All comments from YouTube:

@SideQuestYT

A big thank you to Speakly for supporting our adventures across history! Try Speakly for free for 7 days, and get a 60% discount if you join the annual subscription: https://speakly.app.link/sidequest

@ISoldBinLadensViagraOnEbay

But I am Stalin And You are Sauce

@hansolowe19

Just started watching, I hope mjw is in it 😍

@SirWhiskersThe3rd

Thank you for keeping with B.C. & A.D. btw keep up the good work.

@hansolowe19

@@SirWhiskersThe3rd BCE and CE.

@saladmcjones7798

I love the idea of a once enthusiastic and sophisticated scribe being relegated to inscribing redundant hieroglyphics thinking "I'm a poet surrounded by idiots..."

@skidelrymar

in british english sounds better

@tywinlannister8015

As someone who actually learned to decipher those as part of training in Egyptology and Assyriology, this is fairly accurate, although I would add the following important information to what was said.

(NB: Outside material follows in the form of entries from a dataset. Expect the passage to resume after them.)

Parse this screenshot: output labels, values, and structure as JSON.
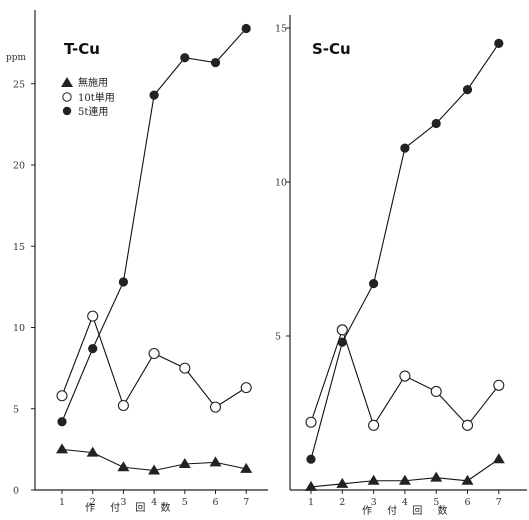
{
  "chart_data": [
    {
      "type": "line",
      "title": "T-Cu",
      "ylabel": "ppm",
      "xlabel": "作 付 回 数",
      "categories": [
        "1",
        "2",
        "3",
        "4",
        "5",
        "6",
        "7"
      ],
      "yticks": [
        "0",
        "5",
        "10",
        "15",
        "20",
        "25"
      ],
      "ylim": [
        0,
        28.5
      ],
      "legend": "top-left",
      "series": [
        {
          "name": "無施用",
          "marker": "triangle",
          "values": [
            2.5,
            2.3,
            1.4,
            1.2,
            1.6,
            1.7,
            1.3
          ]
        },
        {
          "name": "10t単用",
          "marker": "open-circle",
          "values": [
            5.8,
            10.7,
            5.2,
            8.4,
            7.5,
            5.1,
            6.3
          ]
        },
        {
          "name": "5t連用",
          "marker": "filled-circle",
          "values": [
            4.2,
            8.7,
            12.8,
            24.3,
            26.6,
            26.3,
            28.4
          ]
        }
      ]
    },
    {
      "type": "line",
      "title": "S-Cu",
      "xlabel": "作 付 回 数",
      "categories": [
        "1",
        "2",
        "3",
        "4",
        "5",
        "6",
        "7"
      ],
      "yticks": [
        "5",
        "10",
        "15"
      ],
      "ylim": [
        0,
        15.2
      ],
      "series": [
        {
          "name": "無施用",
          "marker": "triangle",
          "values": [
            0.1,
            0.2,
            0.3,
            0.3,
            0.4,
            0.3,
            1.0
          ]
        },
        {
          "name": "10t単用",
          "marker": "open-circle",
          "values": [
            2.2,
            5.2,
            2.1,
            3.7,
            3.2,
            2.1,
            3.4
          ]
        },
        {
          "name": "5t連用",
          "marker": "filled-circle",
          "values": [
            1.0,
            4.8,
            6.7,
            11.1,
            11.9,
            13.0,
            14.5
          ]
        }
      ]
    }
  ]
}
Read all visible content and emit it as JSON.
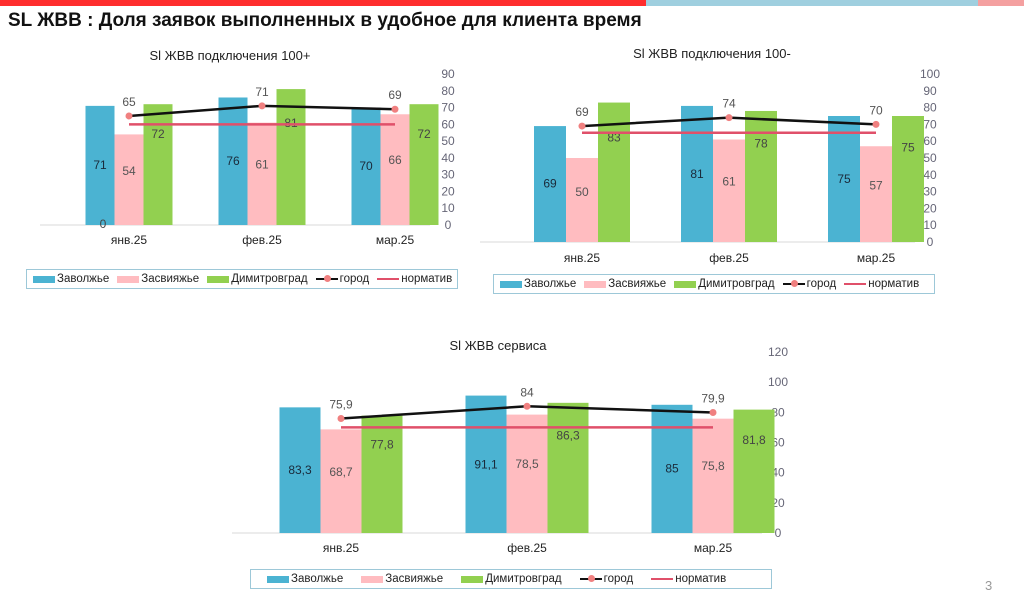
{
  "page": {
    "title": "SL ЖВВ : Доля заявок выполненных в удобное для клиента время",
    "page_number": "3"
  },
  "colors": {
    "zavolzhye": "#4bb3d2",
    "zasviyazhye": "#ffbcc0",
    "dimitrovgrad": "#92d050",
    "gorod": "#111111",
    "gorod_marker": "#f08080",
    "normativ": "#e0506a"
  },
  "legend": [
    "Заволжье",
    "Засвияжье",
    "Димитровград",
    "город",
    "норматив"
  ],
  "chart_data": [
    {
      "type": "bar",
      "title": "Sl ЖВВ подключения 100+",
      "categories": [
        "янв.25",
        "фев.25",
        "мар.25"
      ],
      "series": [
        {
          "name": "Заволжье",
          "values": [
            71,
            76,
            70
          ],
          "labels": [
            "71",
            "76",
            "70"
          ]
        },
        {
          "name": "Засвияжье",
          "values": [
            54,
            61,
            66
          ],
          "labels": [
            "54",
            "61",
            "66"
          ]
        },
        {
          "name": "Димитровград",
          "values": [
            72,
            81,
            72
          ],
          "labels": [
            "72",
            "81",
            "72"
          ]
        },
        {
          "name": "город",
          "type": "line",
          "values": [
            65,
            71,
            69
          ],
          "labels": [
            "65",
            "71",
            "69"
          ]
        },
        {
          "name": "норматив",
          "type": "line",
          "values": [
            60,
            60,
            60
          ]
        }
      ],
      "extra_labels": [
        "0"
      ],
      "yaxis": {
        "position": "right",
        "ylim": [
          0,
          90
        ],
        "ticks": [
          "0",
          "10",
          "20",
          "30",
          "40",
          "50",
          "60",
          "70",
          "80",
          "90"
        ]
      },
      "legend_position": "bottom"
    },
    {
      "type": "bar",
      "title": "Sl ЖВВ подключения 100-",
      "categories": [
        "янв.25",
        "фев.25",
        "мар.25"
      ],
      "series": [
        {
          "name": "Заволжье",
          "values": [
            69,
            81,
            75
          ],
          "labels": [
            "69",
            "81",
            "75"
          ]
        },
        {
          "name": "Засвияжье",
          "values": [
            50,
            61,
            57
          ],
          "labels": [
            "50",
            "61",
            "57"
          ]
        },
        {
          "name": "Димитровград",
          "values": [
            83,
            78,
            75
          ],
          "labels": [
            "83",
            "78",
            "75"
          ]
        },
        {
          "name": "город",
          "type": "line",
          "values": [
            69,
            74,
            70
          ],
          "labels": [
            "69",
            "74",
            "70"
          ]
        },
        {
          "name": "норматив",
          "type": "line",
          "values": [
            65,
            65,
            65
          ]
        }
      ],
      "yaxis": {
        "position": "right",
        "ylim": [
          0,
          100
        ],
        "ticks": [
          "0",
          "10",
          "20",
          "30",
          "40",
          "50",
          "60",
          "70",
          "80",
          "90",
          "100"
        ]
      },
      "legend_position": "bottom"
    },
    {
      "type": "bar",
      "title": "Sl ЖВВ сервиса",
      "categories": [
        "янв.25",
        "фев.25",
        "мар.25"
      ],
      "series": [
        {
          "name": "Заволжье",
          "values": [
            83.3,
            91.1,
            85
          ],
          "labels": [
            "83,3",
            "91,1",
            "85"
          ]
        },
        {
          "name": "Засвияжье",
          "values": [
            68.7,
            78.5,
            75.8
          ],
          "labels": [
            "68,7",
            "78,5",
            "75,8"
          ]
        },
        {
          "name": "Димитровград",
          "values": [
            77.8,
            86.3,
            81.8
          ],
          "labels": [
            "77,8",
            "86,3",
            "81,8"
          ]
        },
        {
          "name": "город",
          "type": "line",
          "values": [
            75.9,
            84,
            79.9
          ],
          "labels": [
            "75,9",
            "84",
            "79,9"
          ]
        },
        {
          "name": "норматив",
          "type": "line",
          "values": [
            70,
            70,
            70
          ]
        }
      ],
      "yaxis": {
        "position": "right",
        "ylim": [
          0,
          120
        ],
        "ticks": [
          "0",
          "20",
          "40",
          "60",
          "80",
          "100",
          "120"
        ]
      },
      "legend_position": "bottom"
    }
  ]
}
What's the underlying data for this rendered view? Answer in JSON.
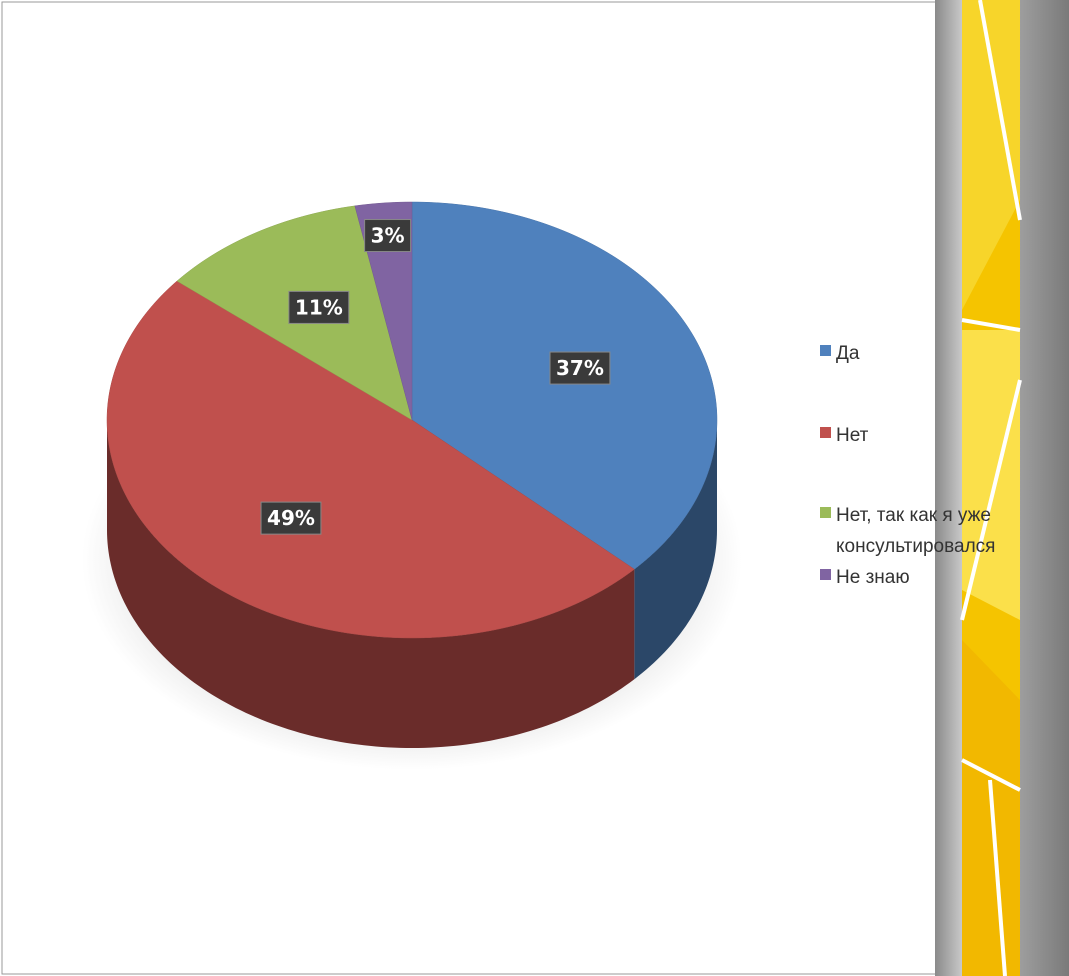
{
  "chart_data": {
    "type": "pie",
    "categories": [
      "Да",
      "Нет",
      "Нет, так как я уже консультировался",
      "Не знаю"
    ],
    "values": [
      37,
      49,
      11,
      3
    ],
    "value_labels": [
      "37%",
      "49%",
      "11%",
      "3%"
    ],
    "colors": [
      "#4f81bd",
      "#c0504d",
      "#9bbb59",
      "#8064a2"
    ],
    "legend": "right"
  }
}
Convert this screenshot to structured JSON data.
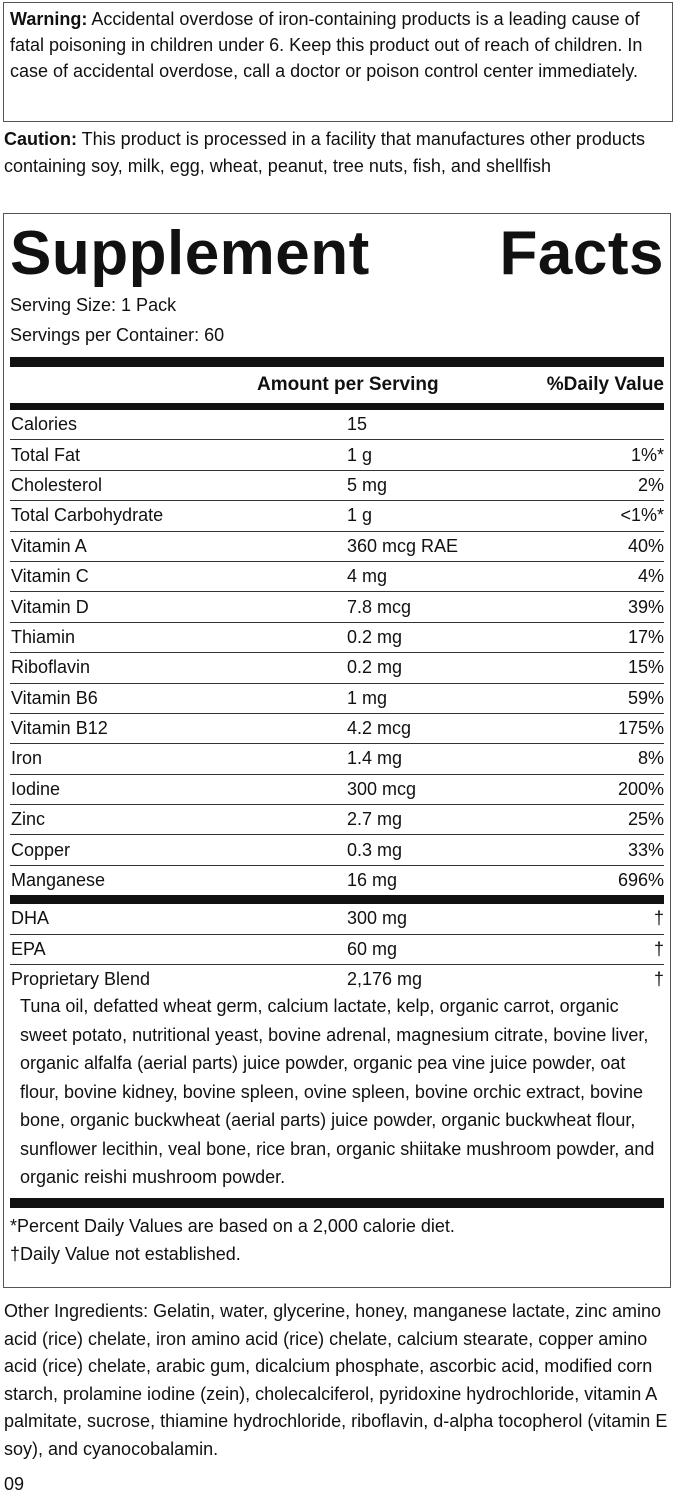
{
  "warning": {
    "label": "Warning:",
    "text": "Accidental overdose of iron-containing products is a leading cause of fatal poisoning in children under 6. Keep this product out of reach of children. In case of accidental overdose, call a doctor or poison control center immediately."
  },
  "caution": {
    "label": "Caution:",
    "text": "This product is processed in a facility that manufactures other products containing soy, milk, egg, wheat, peanut, tree nuts, fish, and shellfish"
  },
  "facts": {
    "title_left": "Supplement",
    "title_right": "Facts",
    "serving_size": "Serving Size: 1 Pack",
    "servings_per_container": "Servings per Container: 60",
    "columns": [
      "Amount per Serving",
      "%Daily Value"
    ],
    "rows": [
      [
        "Calories",
        "15"
      ],
      [
        "Total Fat",
        "1 g",
        "1%*"
      ],
      [
        "Cholesterol",
        "5 mg",
        "2%"
      ],
      [
        "Total Carbohydrate",
        "1 g",
        "<1%*"
      ],
      [
        "Vitamin A",
        "360 mcg RAE",
        "40%"
      ],
      [
        "Vitamin C",
        "4 mg",
        "4%"
      ],
      [
        "Vitamin D",
        "7.8 mcg",
        "39%"
      ],
      [
        "Thiamin",
        "0.2 mg",
        "17%"
      ],
      [
        "Riboflavin",
        "0.2 mg",
        "15%"
      ],
      [
        "Vitamin B6",
        "1 mg",
        "59%"
      ],
      [
        "Vitamin B12",
        "4.2 mcg",
        "175%"
      ],
      [
        "Iron",
        "1.4 mg",
        "8%"
      ],
      [
        "Iodine",
        "300 mcg",
        "200%"
      ],
      [
        "Zinc",
        "2.7 mg",
        "25%"
      ],
      [
        "Copper",
        "0.3 mg",
        "33%"
      ],
      [
        "Manganese",
        "16 mg",
        "696%"
      ]
    ],
    "other_rows": [
      [
        "DHA",
        "300 mg",
        "†"
      ],
      [
        "EPA",
        "60 mg",
        "†"
      ],
      [
        "Proprietary Blend",
        "2,176 mg",
        "†"
      ]
    ],
    "blend_ingredients": "Tuna oil, defatted wheat germ, calcium lactate, kelp, organic carrot, organic sweet potato, nutritional yeast, bovine adrenal, magnesium citrate, bovine liver, organic alfalfa (aerial parts) juice powder, organic pea vine juice powder, oat flour, bovine kidney, bovine spleen, ovine spleen, bovine orchic extract, bovine bone, organic buckwheat (aerial parts) juice powder, organic buckwheat flour, sunflower lecithin, veal bone, rice bran, organic shiitake mushroom powder, and organic reishi mushroom powder.",
    "footnotes": [
      "*Percent Daily Values are based on a 2,000 calorie diet.",
      "†Daily Value not established."
    ]
  },
  "other_ingredients": "Other Ingredients: Gelatin, water, glycerine, honey, manganese lactate, zinc amino acid (rice) chelate, iron amino acid (rice) chelate, calcium stearate, copper amino acid (rice) chelate, arabic gum, dicalcium phosphate, ascorbic acid, modified corn starch, prolamine iodine (zein), cholecalciferol, pyridoxine hydrochloride, vitamin A palmitate, sucrose, thiamine hydrochloride, riboflavin, d-alpha tocopherol (vitamin E soy), and cyanocobalamin.",
  "code": "09"
}
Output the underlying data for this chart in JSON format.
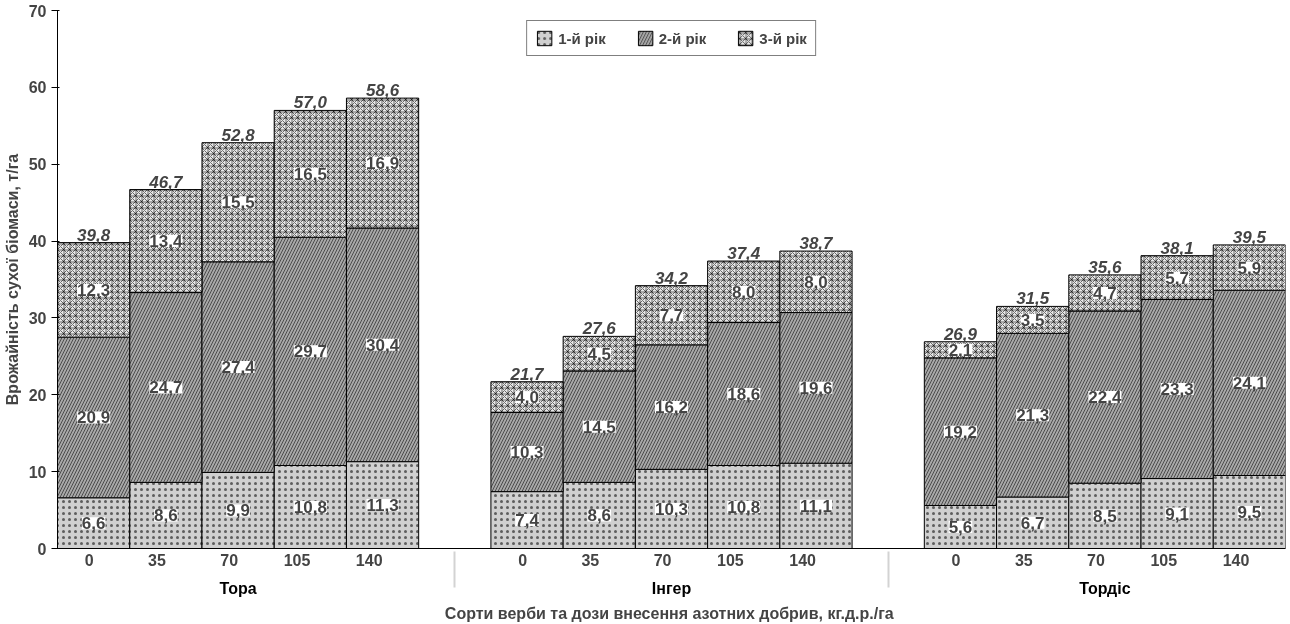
{
  "chart_data": {
    "type": "bar",
    "stacked": true,
    "xlabel": "Сорти верби та  дози внесення азотних добрив, кг.д.р./га",
    "ylabel": "Врожайність сухої біомаси, т/га",
    "categories": [
      "0",
      "35",
      "70",
      "105",
      "140",
      null,
      "0",
      "35",
      "70",
      "105",
      "140",
      null,
      "0",
      "35",
      "70",
      "105",
      "140"
    ],
    "annotations": [
      "Тора",
      "Інгер",
      "Тордіс"
    ],
    "ylim": [
      0,
      70
    ],
    "yticks": [
      0,
      10,
      20,
      30,
      40,
      50,
      60,
      70
    ],
    "grid": false,
    "legend": "top",
    "series": [
      {
        "name": "1-й рік",
        "color": "#d0d0d0",
        "values": [
          6.6,
          8.6,
          9.9,
          10.8,
          11.3,
          null,
          7.4,
          8.6,
          10.3,
          10.8,
          11.1,
          null,
          5.6,
          6.7,
          8.5,
          9.1,
          9.5
        ],
        "value_labels": [
          "6,6",
          "8,6",
          "9,9",
          "10,8",
          "11,3",
          null,
          "7,4",
          "8,6",
          "10,3",
          "10,8",
          "11,1",
          null,
          "5,6",
          "6,7",
          "8,5",
          "9,1",
          "9,5"
        ]
      },
      {
        "name": "2-й рік",
        "color": "#a8a8a8",
        "values": [
          20.9,
          24.7,
          27.4,
          29.7,
          30.4,
          null,
          10.3,
          14.5,
          16.2,
          18.6,
          19.6,
          null,
          19.2,
          21.3,
          22.4,
          23.3,
          24.1
        ],
        "value_labels": [
          "20,9",
          "24,7",
          "27,4",
          "29,7",
          "30,4",
          null,
          "10,3",
          "14,5",
          "16,2",
          "18,6",
          "19,6",
          null,
          "19,2",
          "21,3",
          "22,4",
          "23,3",
          "24,1"
        ]
      },
      {
        "name": "3-й рік",
        "color": "#e8e8e8",
        "values": [
          12.3,
          13.4,
          15.5,
          16.5,
          16.9,
          null,
          4.0,
          4.5,
          7.7,
          8.0,
          8.0,
          null,
          2.1,
          3.5,
          4.7,
          5.7,
          5.9
        ],
        "value_labels": [
          "12,3",
          "13,4",
          "15,5",
          "16,5",
          "16,9",
          null,
          "4,0",
          "4,5",
          "7,7",
          "8,0",
          "8,0",
          null,
          "2,1",
          "3,5",
          "4,7",
          "5,7",
          "5,9"
        ]
      }
    ],
    "totals": [
      "39,8",
      "46,7",
      "52,8",
      "57,0",
      "58,6",
      null,
      "21,7",
      "27,6",
      "34,2",
      "37,4",
      "38,7",
      null,
      "26,9",
      "31,5",
      "35,6",
      "38,1",
      "39,5"
    ]
  }
}
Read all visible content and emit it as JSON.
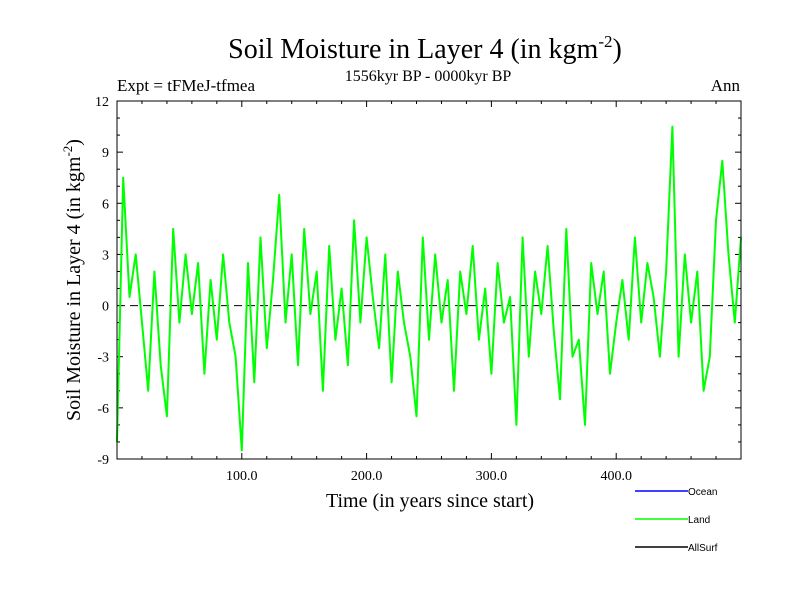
{
  "chart_data": {
    "type": "line",
    "title": "Soil Moisture in Layer 4 (in kgm",
    "title_exp": "-2",
    "title_close": ")",
    "subtitle": "1556kyr BP - 0000kyr BP",
    "expt_label": "Expt = tFMeJ-tfmea",
    "season_label": "Ann",
    "xlabel": "Time (in years since start)",
    "ylabel": "Soil Moisture in Layer 4 (in kgm",
    "ylabel_exp": "-2",
    "ylabel_close": ")",
    "xlim": [
      0,
      500
    ],
    "ylim": [
      -9,
      12
    ],
    "xticks": [
      100,
      200,
      300,
      400
    ],
    "xtick_labels": [
      "100.0",
      "200.0",
      "300.0",
      "400.0"
    ],
    "yticks": [
      -9,
      -6,
      -3,
      0,
      3,
      6,
      9,
      12
    ],
    "ytick_labels": [
      "-9",
      "-6",
      "-3",
      "0",
      "3",
      "6",
      "9",
      "12"
    ],
    "reference_line": 0,
    "legend": [
      {
        "name": "Ocean",
        "color": "#0000ff"
      },
      {
        "name": "Land",
        "color": "#00ff00"
      },
      {
        "name": "AllSurf",
        "color": "#000000"
      }
    ],
    "series": [
      {
        "name": "Land",
        "color": "#00ff00",
        "x": [
          0,
          5,
          10,
          15,
          20,
          25,
          30,
          35,
          40,
          45,
          50,
          55,
          60,
          65,
          70,
          75,
          80,
          85,
          90,
          95,
          100,
          105,
          110,
          115,
          120,
          125,
          130,
          135,
          140,
          145,
          150,
          155,
          160,
          165,
          170,
          175,
          180,
          185,
          190,
          195,
          200,
          205,
          210,
          215,
          220,
          225,
          230,
          235,
          240,
          245,
          250,
          255,
          260,
          265,
          270,
          275,
          280,
          285,
          290,
          295,
          300,
          305,
          310,
          315,
          320,
          325,
          330,
          335,
          340,
          345,
          350,
          355,
          360,
          365,
          370,
          375,
          380,
          385,
          390,
          395,
          400,
          405,
          410,
          415,
          420,
          425,
          430,
          435,
          440,
          445,
          450,
          455,
          460,
          465,
          470,
          475,
          480,
          485,
          490,
          495,
          500
        ],
        "values": [
          -8,
          7.5,
          0.5,
          3,
          -1,
          -5,
          2,
          -3.5,
          -6.5,
          4.5,
          -1,
          3,
          -0.5,
          2.5,
          -4,
          1.5,
          -2,
          3,
          -1,
          -3,
          -8.5,
          2.5,
          -4.5,
          4,
          -2.5,
          1.5,
          6.5,
          -1,
          3,
          -3.5,
          4.5,
          -0.5,
          2,
          -5,
          3.5,
          -2,
          1,
          -3.5,
          5,
          -1,
          4,
          0.5,
          -2.5,
          3,
          -4.5,
          2,
          -1,
          -3,
          -6.5,
          4,
          -2,
          3,
          -1,
          1.5,
          -5,
          2,
          -0.5,
          3.5,
          -2,
          1,
          -4,
          2.5,
          -1,
          0.5,
          -7,
          4,
          -3,
          2,
          -0.5,
          3.5,
          -1.5,
          -5.5,
          4.5,
          -3,
          -2,
          -7,
          2.5,
          -0.5,
          2,
          -4,
          -1,
          1.5,
          -2,
          4,
          -1,
          2.5,
          0.5,
          -3,
          2,
          10.5,
          -3,
          3,
          -1,
          2,
          -5,
          -3,
          5,
          8.5,
          3,
          -1,
          4
        ]
      }
    ]
  }
}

As stated, the ancient Egyptian hieroglyphics were in use for three millennia. Naturally, like every language, it was subjected to language drift. The way they were written, the rules of language, and even the vocabulary shifted in that time.

So when translating hieroglyphics, you have to understand that scholars typically don't treat them as a single language, for it would be as nonsensical as trying to match say French with Latin. Similar but different enough to cause problems.

So you separate these in Old Egyptian, Middle Egyptian, Late Egyptian. Roughly, Old Egyptian is the pyramid texts (Old Kingdom). Middle Egyptian matches the apex of Egyptian culture (Middle Kingdom) coinciding with the Ramesside epoch which saw an incredibly large production of written material in hieroglyphics, and Late Egyptian pretty much what was found on the Rosetta stone and things of that era.

That still covers centuries each time. But it is already more reliable and accurate than just treating the language as singular. It evolved a lot naturally, especially with external influences.

@vale.antoni

Does this explain the inconsistencies with reading direction, or is that not an aspect language drift would change? (I guess Latin did stay in their lane for the past 2000 or so years)

@tywinlannister8015

@@vale.antoni Actually it does not. The reading direction is as far as I am aware, still a mystery.

It seems relatively safe to assume that "searching for the direction the figure is looking" is not the way the people of that era figured it out.

So there is most likely a contextual elemental that has been overlooked, but so far that's the best we have.